Copper(II) complexes inducing apoptosis in cancer cells, and demonstrating DNA and HSA interactions

Abstract

To study the mechanisms underlying the toxicity of benzimidazole-based copper (Cu) complexes based on their molecular structure, [Cu2(bpbmb)Br4(CH3OH)4/3]2·(CH3OH)4 (1) and Cu2(bpbmb)Cl3·(CH3O) (2) were synthesized through the reaction between 4,4′-bis ((2-(pyrazin-2-yl)-1H-benzoimidazol-1-yl)methyl)-1,1′-biphenyl (bpbmb) and Cu salts. Complexes 1 and 2 showed potent in vitro cytotoxicity against four human tumor cell lines (BGC823, HT29, HCT116, and SMMC7721), especially against HCT116 cells. Furthermore, the activity of complex 1 was investigated in-depth. Absorption spectral titration and ethidium bromide displacement assays revealed that complex 1 shows affinity towards DNA. Complex 1 was found to cleave pBR322 DNA in the presence of ascorbic acid, and to pass through the cell membrane and accumulate in cell nuclei and mitochondria, damaging DNA, which was confirmed by inductively coupled plasma mass spectrometry (ICP-MS) and comet assay.

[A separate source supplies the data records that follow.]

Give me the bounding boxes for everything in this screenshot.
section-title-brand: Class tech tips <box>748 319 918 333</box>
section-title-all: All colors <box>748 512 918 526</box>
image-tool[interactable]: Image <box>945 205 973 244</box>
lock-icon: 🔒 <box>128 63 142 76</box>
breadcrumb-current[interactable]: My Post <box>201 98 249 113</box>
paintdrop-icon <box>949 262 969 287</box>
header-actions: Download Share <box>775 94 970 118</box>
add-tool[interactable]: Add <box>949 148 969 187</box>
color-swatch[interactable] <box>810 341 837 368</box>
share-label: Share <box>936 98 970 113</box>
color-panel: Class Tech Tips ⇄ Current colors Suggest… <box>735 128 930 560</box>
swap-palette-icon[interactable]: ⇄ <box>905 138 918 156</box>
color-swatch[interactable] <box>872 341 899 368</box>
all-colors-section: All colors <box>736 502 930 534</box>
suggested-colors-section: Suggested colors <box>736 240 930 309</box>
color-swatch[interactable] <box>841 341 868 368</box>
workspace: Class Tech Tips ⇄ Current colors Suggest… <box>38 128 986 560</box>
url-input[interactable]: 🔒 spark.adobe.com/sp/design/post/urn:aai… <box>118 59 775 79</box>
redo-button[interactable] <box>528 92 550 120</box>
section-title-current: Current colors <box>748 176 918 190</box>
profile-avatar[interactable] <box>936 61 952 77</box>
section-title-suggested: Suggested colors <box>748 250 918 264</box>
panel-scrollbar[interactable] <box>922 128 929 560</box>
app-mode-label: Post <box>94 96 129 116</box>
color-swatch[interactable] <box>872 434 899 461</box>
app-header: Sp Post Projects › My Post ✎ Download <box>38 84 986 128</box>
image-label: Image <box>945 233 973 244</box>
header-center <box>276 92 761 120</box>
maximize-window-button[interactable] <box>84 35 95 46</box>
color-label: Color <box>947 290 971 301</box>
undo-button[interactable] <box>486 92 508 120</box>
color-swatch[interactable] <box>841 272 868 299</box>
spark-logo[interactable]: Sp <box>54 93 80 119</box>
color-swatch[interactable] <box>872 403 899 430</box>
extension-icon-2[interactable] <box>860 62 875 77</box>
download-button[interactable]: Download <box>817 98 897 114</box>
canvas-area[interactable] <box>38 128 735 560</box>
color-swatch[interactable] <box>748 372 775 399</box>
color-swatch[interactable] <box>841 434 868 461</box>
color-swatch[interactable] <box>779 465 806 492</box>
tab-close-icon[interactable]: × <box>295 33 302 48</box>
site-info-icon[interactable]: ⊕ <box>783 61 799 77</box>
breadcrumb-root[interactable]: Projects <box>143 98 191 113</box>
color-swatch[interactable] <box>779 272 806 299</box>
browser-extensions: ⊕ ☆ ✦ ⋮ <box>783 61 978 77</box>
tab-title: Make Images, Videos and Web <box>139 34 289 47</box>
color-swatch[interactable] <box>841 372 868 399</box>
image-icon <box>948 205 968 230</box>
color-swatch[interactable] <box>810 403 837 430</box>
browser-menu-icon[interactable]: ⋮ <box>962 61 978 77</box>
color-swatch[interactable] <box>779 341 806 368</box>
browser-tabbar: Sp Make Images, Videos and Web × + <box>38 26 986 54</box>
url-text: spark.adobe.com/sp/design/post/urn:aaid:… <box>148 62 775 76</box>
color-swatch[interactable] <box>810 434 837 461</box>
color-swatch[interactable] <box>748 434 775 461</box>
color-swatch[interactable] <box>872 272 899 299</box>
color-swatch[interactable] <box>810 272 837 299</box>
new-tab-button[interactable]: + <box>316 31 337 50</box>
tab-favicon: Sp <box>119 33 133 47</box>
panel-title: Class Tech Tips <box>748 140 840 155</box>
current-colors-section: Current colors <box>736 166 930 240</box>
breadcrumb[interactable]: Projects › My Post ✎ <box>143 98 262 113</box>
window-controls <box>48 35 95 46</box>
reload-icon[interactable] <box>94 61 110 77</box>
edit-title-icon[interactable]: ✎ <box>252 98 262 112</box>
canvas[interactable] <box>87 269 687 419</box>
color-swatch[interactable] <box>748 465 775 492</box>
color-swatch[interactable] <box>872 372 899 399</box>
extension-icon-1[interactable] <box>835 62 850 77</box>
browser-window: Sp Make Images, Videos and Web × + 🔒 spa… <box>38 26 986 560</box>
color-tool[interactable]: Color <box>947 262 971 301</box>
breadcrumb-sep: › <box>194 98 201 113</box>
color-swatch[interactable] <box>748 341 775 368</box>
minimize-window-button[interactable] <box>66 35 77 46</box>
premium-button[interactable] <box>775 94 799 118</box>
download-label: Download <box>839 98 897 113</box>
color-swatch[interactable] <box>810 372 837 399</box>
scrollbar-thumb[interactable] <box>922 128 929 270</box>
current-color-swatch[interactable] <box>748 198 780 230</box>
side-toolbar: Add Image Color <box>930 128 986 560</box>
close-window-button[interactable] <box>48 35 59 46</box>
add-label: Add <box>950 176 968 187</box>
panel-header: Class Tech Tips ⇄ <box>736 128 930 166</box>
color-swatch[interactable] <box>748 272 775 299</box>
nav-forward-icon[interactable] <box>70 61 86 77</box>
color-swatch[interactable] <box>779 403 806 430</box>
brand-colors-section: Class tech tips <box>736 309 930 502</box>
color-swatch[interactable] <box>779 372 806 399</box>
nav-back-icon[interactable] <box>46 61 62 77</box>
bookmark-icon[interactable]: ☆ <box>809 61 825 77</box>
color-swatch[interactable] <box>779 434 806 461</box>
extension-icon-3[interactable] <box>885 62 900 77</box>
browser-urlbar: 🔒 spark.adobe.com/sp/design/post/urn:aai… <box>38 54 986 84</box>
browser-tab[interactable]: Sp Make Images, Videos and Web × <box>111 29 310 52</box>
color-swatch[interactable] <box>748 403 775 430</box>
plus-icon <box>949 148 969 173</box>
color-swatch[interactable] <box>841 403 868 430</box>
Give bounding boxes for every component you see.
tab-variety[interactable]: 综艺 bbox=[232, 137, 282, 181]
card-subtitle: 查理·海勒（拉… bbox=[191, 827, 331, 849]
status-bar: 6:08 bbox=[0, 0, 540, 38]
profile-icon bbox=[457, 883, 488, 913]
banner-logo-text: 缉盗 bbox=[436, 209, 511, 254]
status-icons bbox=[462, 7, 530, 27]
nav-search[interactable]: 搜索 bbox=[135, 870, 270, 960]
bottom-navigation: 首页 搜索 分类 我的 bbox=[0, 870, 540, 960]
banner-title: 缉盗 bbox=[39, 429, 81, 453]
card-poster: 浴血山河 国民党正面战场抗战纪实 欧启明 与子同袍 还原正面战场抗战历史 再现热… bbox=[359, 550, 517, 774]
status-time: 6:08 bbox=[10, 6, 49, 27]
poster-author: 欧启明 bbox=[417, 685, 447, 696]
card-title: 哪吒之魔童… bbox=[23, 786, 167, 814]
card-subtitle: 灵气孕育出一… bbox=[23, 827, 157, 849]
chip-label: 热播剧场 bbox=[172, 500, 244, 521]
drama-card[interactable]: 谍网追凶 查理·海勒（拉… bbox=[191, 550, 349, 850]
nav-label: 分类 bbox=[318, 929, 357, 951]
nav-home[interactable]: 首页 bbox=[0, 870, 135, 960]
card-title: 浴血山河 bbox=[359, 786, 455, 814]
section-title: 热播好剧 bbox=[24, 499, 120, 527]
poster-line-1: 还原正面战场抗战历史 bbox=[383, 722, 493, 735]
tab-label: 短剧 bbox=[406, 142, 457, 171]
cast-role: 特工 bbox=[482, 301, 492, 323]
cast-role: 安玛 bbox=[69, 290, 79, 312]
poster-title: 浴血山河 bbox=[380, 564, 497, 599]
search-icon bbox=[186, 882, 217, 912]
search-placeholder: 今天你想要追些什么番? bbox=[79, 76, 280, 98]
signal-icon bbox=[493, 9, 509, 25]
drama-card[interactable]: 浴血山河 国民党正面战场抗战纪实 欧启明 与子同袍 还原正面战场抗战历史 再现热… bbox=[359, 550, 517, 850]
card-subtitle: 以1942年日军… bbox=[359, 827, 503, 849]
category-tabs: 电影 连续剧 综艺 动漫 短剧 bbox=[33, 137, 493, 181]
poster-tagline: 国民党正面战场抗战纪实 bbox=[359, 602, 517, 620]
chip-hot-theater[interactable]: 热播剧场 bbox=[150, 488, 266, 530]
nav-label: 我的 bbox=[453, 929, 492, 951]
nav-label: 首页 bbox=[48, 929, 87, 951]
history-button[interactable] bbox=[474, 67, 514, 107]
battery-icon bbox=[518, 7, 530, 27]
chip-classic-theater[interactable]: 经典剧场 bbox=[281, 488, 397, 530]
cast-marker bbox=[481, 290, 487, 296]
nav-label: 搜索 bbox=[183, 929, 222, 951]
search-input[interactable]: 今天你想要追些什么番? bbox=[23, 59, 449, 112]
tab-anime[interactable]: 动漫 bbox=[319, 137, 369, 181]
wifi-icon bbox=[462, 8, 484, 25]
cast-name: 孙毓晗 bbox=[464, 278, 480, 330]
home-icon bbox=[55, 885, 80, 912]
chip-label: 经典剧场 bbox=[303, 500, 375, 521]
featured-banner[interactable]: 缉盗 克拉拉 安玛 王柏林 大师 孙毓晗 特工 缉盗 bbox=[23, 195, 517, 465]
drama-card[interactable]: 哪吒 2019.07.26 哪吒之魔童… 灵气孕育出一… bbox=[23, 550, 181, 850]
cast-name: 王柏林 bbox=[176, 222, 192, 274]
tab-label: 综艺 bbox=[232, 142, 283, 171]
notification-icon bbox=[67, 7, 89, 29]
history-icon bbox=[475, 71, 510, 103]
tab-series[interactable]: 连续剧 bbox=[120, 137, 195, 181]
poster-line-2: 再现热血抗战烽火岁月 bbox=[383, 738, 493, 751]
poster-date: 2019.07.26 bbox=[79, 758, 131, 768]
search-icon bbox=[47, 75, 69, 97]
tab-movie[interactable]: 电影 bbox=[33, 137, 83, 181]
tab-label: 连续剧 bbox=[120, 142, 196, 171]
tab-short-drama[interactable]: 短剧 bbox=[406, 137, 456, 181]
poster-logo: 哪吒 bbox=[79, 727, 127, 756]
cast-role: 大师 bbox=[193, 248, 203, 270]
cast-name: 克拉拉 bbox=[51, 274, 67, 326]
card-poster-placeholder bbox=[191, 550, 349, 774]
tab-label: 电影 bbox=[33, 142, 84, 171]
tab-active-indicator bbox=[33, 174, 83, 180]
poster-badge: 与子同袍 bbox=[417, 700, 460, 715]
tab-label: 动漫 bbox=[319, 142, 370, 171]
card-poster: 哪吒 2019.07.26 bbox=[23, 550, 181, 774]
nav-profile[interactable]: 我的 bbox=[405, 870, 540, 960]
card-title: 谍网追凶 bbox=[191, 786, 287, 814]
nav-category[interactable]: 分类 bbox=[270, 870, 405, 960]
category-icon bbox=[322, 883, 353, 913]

The generation of increased intracellular reactive oxygen species (ROS) levels was observed in complex 1 treated cells, compared with those determined in the untreated control. Flow cytometric analyses indicated that complex 1 can inhibit the growth of tumor cells through G0/G1 cell cycle arrest, mitochondrial transmembrane potential dissipation, and the induction of apoptosis. Moreover, protein binding ability of this complex was analyzed by the static quenching of human serum albumin (HSA) emission. These results indicated that complex 1 acts as a potent anticancer agent, inducing the apoptosis of HCT116 cells by promoting DNA damage, mitochondrial dysfunction, and ROS production.